History

Skip Sub Menu

Natalie Bayer

Natalie Bayer HeadshotAssociate Professor of History
Office Location: FAC 274/MER 223
515-271-3115
natalie.bayer@drake.edu

Natalie Bayer specializes in European intellectual history and Russian/Soviet history, offering courses on European Enlightenment, nationalism in Modern Europe, the French Revolution, freemasonry and fraternalism in Modern European history, Russian Imperial history, the history of the USSR, and Soviet experience. She also teaches world history.
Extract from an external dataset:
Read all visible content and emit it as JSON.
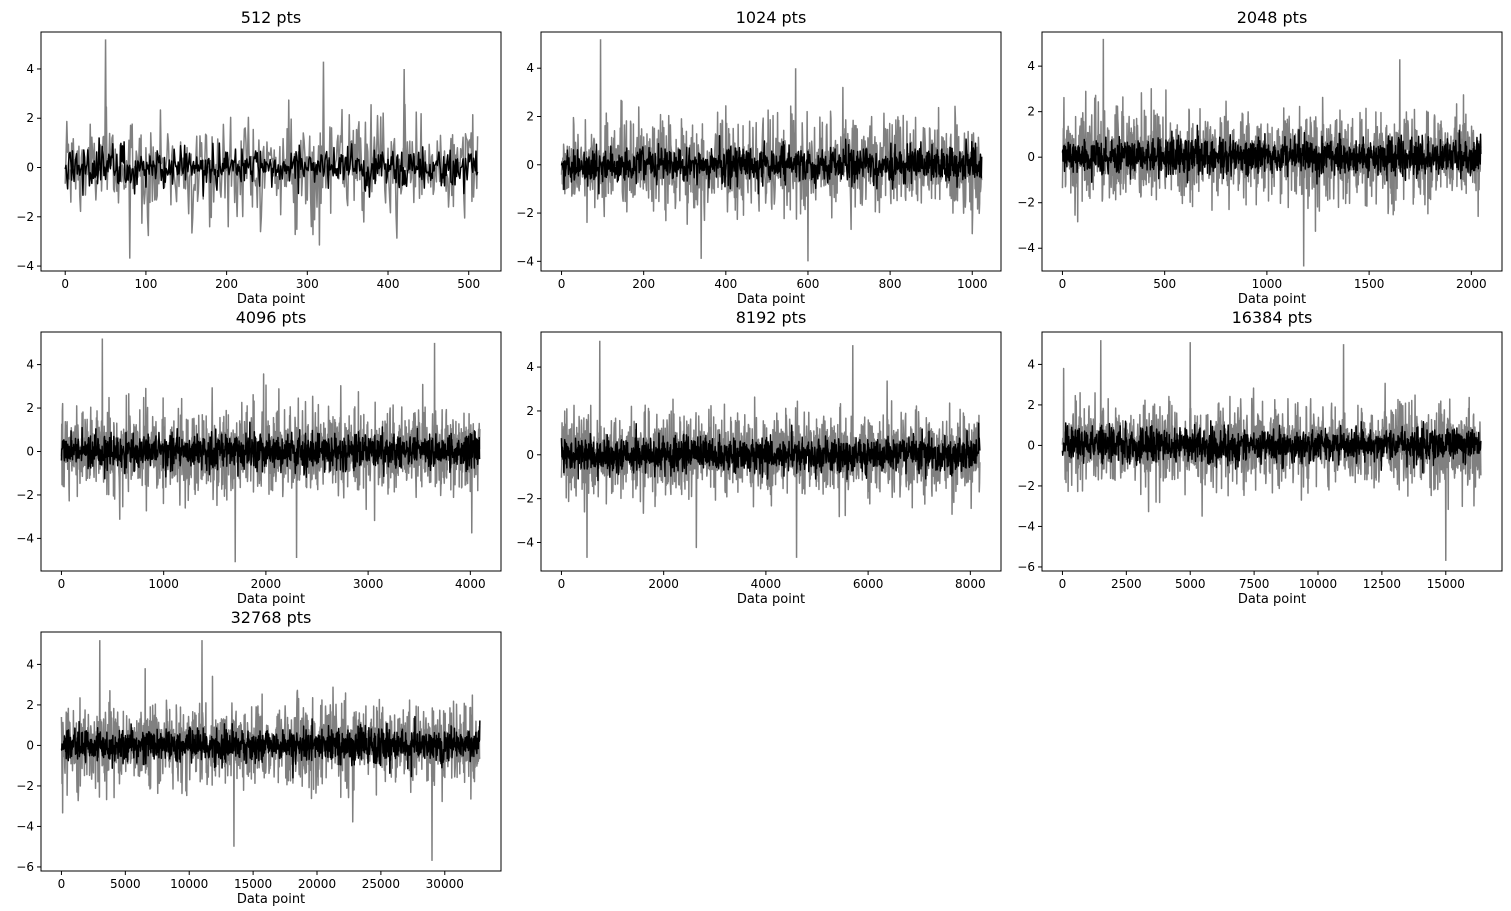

Bayer’s research focuses on the study of freemasonry and its role in the transmission of ideas. She is currently working on a book, analyzing interactions between European and Russian masonic lodges during the eighteenth century. A future second project will be devoted to a more broad-based study on the transmission and reception of the Western philosophy of Cartesianism in Russia in the long eighteenth century.

Bayer has published extensively on the subject of eighteenth-century freemasonry, the Scottish Enlightenment and Russian history in English, Russian, French and Spanish. Her most recent publications on freemasonry include a chapter in The Super-Enlightenment: Daring to Know Too Much and participation in a prosopographic dictionary of eighteenth-century freemasons Le Monde Maçonnique des Lumière. She has delivered keynote speeches at the University of Sheffield (UK), the Canonbury Conference in London (UK), the symposium on “Expressions of Freemasonry” at the University of Leiden (The Netherlands), and the Study Group on Eighteenth-Century Russia meeting in Hoddesdon (UK).

A native of Rostov-on-Don in southern Russia, she graduated from Moscow State University with a degree in modern European history. She received her Ph.D. in European intellectual history from Rice University in 2007, studying under John Zammito, one of the most prominent historians of the European Enlightenment and the history and philosophy of science. After teaching at Trinity University in San Antonio as a Visiting Assistant Professor, Bayer was selected as the inaugural post-doctoral fellow for the study of Freemasonry and Fraternalism at the History Department of UCLA. Working with Professor Margaret Jacob, she was responsible for creating and teaching an innovative course on freemasonry and fraternalism in European history at UCLA and at the Grand Lodge of California. In 2010 Bayer took up the tenure-tracked position of Assistant Professor at Drake.

In addition to her teaching and research, Bayer is an editorial assistant of the Journal for Research into Freemasonry and Fraternalism, and has served on the editorial board. She has also been a member of the academic committee of the International Conference on the History of Freemasonry, as well as a member of the Masonic research standards and practices committee for the Quarry Project.

Bayer’s spare time is devoted to her family. When she is not running after her two young boys, she enjoys reading, cooking, dancing and watching art house movies with her husband.